Has recent history not given its answer to the question?

Perhaps the question is better phrased differently…

Does Islam have the vocation – as was once the case of Christianity – of producing democracy?

Or, on the contrary, has this religion, born from the fierce crucible of Arabian desert Bedouins, generated the principle of political coercion? And is the Caliphate, as monarchic and theological regime, the natural emanation of a severe and intransigent Qur’anic text, dictated by the Prophet Mohammed, who was himself, when alive, the almighty sovereign of a subdued people?

An extreme left, joined by a right force that similarly extreme, believes to have seen in the events that have weakened some of the nations of Arabic language, the criminal hand of the United States of America. “When there is a bad blow somewhere, always say that it was the Americans!”, at least this is what Costa Gavras had one of his characters exclaim. “Even if you think you are wrong … ‘They’ know that you are right!”. A left that has not understood that the ideological cleavage is not the same anymore as at the time of Eisenhower and Stalin, even though the Cold War may still play out its consequences…

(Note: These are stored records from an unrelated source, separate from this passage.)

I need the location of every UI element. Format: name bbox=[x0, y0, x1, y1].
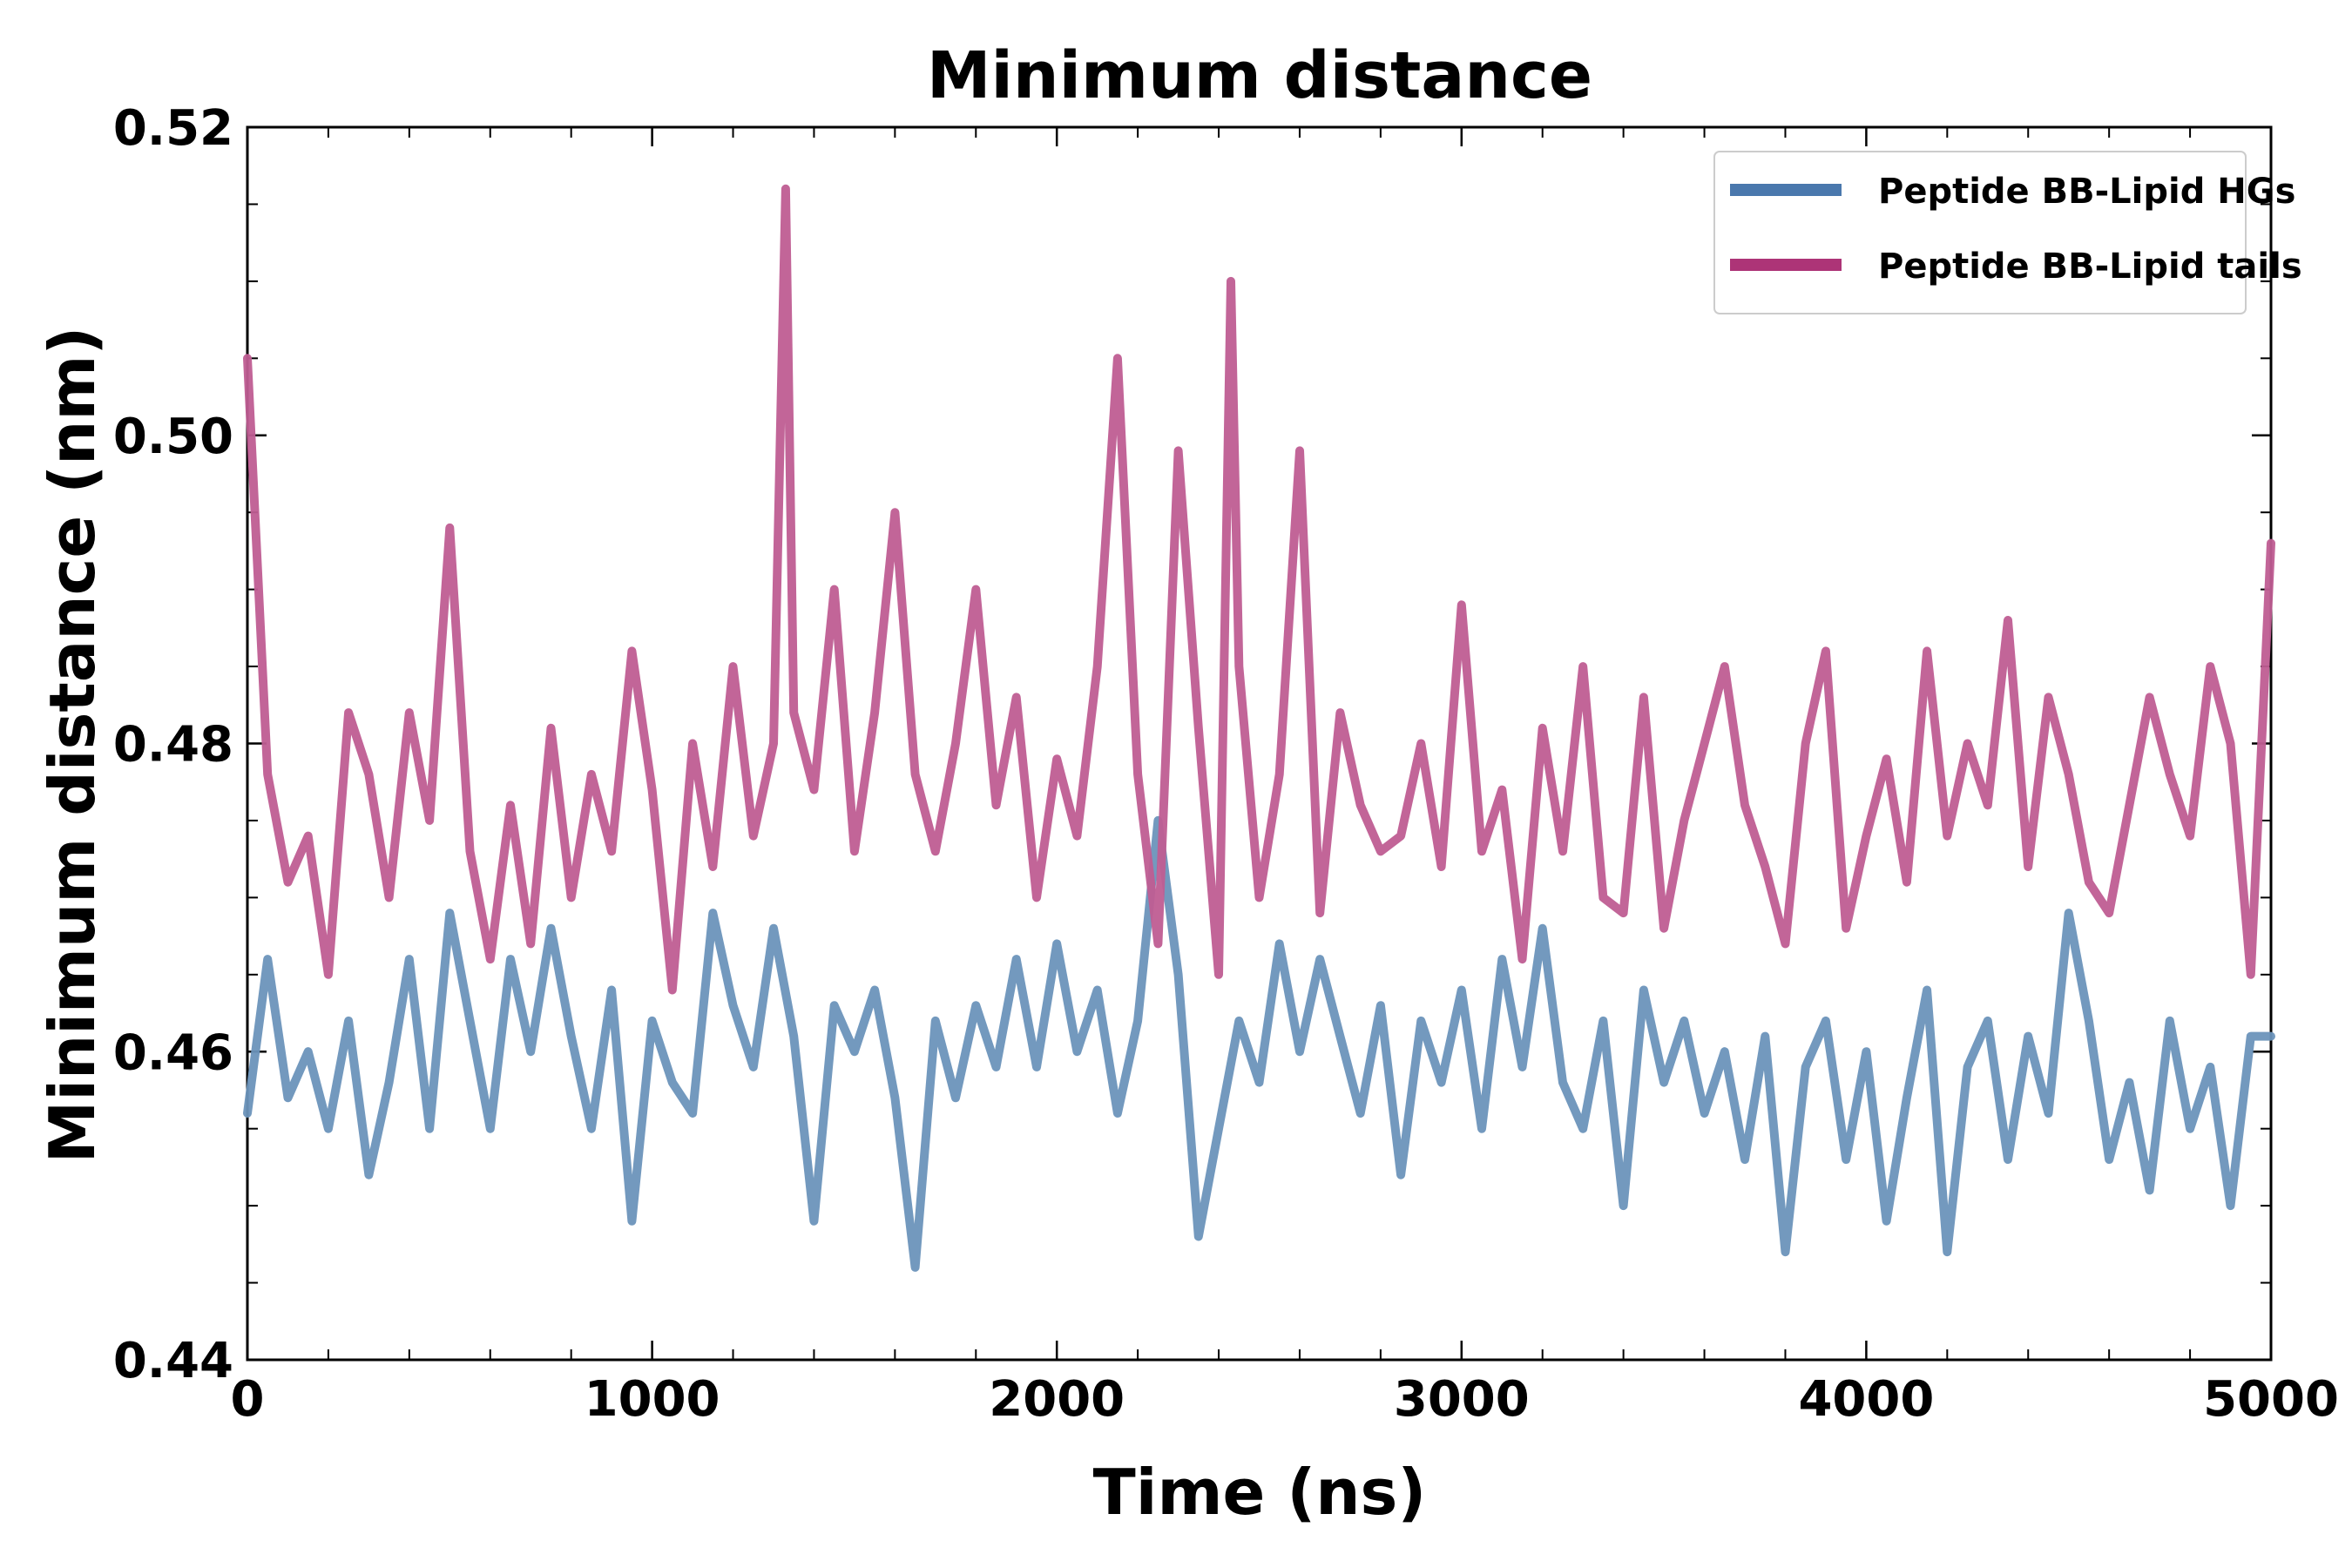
y-tick-label: 0.46 bbox=[113, 1024, 233, 1081]
legend: Peptide BB-Lipid HGs Peptide BB-Lipid ta… bbox=[1713, 151, 2302, 314]
series-lines bbox=[243, 184, 2275, 1272]
series-line-lipid-tails bbox=[243, 184, 2275, 995]
y-tick-label: 0.48 bbox=[113, 717, 233, 774]
y-axis-label: Minimum distance (nm) bbox=[36, 327, 109, 1164]
x-tick-label: 4000 bbox=[1798, 1371, 1934, 1428]
x-tick-label: 3000 bbox=[1394, 1371, 1530, 1428]
x-axis-label: Time (ns) bbox=[1093, 1456, 1427, 1529]
y-tick-label: 0.52 bbox=[113, 100, 233, 157]
chart-title: Minimum distance bbox=[927, 38, 1592, 113]
series-line-lipid-hgs bbox=[243, 815, 2275, 1272]
tick-labels: 0 1000 2000 3000 4000 5000 0.44 0.46 0.48 0.50 0.5… bbox=[113, 100, 2339, 1428]
legend-box bbox=[1713, 151, 2247, 314]
x-tick-label: 5000 bbox=[2203, 1371, 2339, 1428]
x-tick-label: 2000 bbox=[989, 1371, 1125, 1428]
y-tick-label: 0.50 bbox=[113, 409, 233, 465]
legend-label-hgs: Peptide BB-Lipid HGs bbox=[1878, 172, 2295, 212]
x-tick-label: 1000 bbox=[585, 1371, 720, 1428]
legend-label-tails: Peptide BB-Lipid tails bbox=[1878, 247, 2302, 287]
x-tick-label: 0 bbox=[231, 1371, 265, 1428]
y-tick-label: 0.44 bbox=[113, 1333, 233, 1389]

The facts have displayed it, without leaving room for ambiguity: the Americans, caught off-guard and incapable of reacting, have had no (or no big) role in the explosion of revolts, revolutions and Arab civil wars… A little bit in Libya, all the same… But not in Egypt – here the revolution revealed a clumsy Obama administration, that had not at all apprehended the tensions, nor anticipated the… ephemeral… change. Neither in Syria, where the insurrection poorly reflected the policy of Washington, which since 2005 was struggling to bring about a change of alliance, multiplying the pressures and reverences towards the Baathist regime.

Today it is certain: the revolts, revolutions and Arab civil wars have been (and are) endogenous phenomena.

They have not been driven by states wishing to spread democracy.

More precisely even, as some observers on the field had immediately realised – and as even the furthest away, now even with a supplementary distance of five years, have hopefully admitted –, the profound motivations of these phenomena did not have democracy as an aim.

On their side, the monarchs of the Arabic peninsula deceive not less than those of the Western chancelleries that wish to sell tanks or fighter jets, or luxury fashion or cosmetics… By paper laws, never realised, here, a parliament has been created, deprived of all decisive power and, there, torture has been prohibited in the prisons of the regime that condemns the apostates to die under thousands of whip lashes. In comparison to what happens there, Mohammed the VIth appears to be an altar boy as he fills the Moroccan prisons with too loud opposition folk under the pretext of fighting Islamist terrorism.

Whilst Latin America has since long abandoned its abominable past step by step, and the Far East is experiencing a social (r)evolution with slow but foreseeable political implications itself, the Arab world seems static and as always back to square one due to its own unchanging focal points.

Nonetheless, the Arab “nations” are not in the same boat as those of the black African ethnics, a massive and hard bloc of ebony, which finds itself as always under the spell of the untouchable chief’s spectre, the sub-Saharan political prototype that half a century after decolonisation seems to reveal itself as impassable…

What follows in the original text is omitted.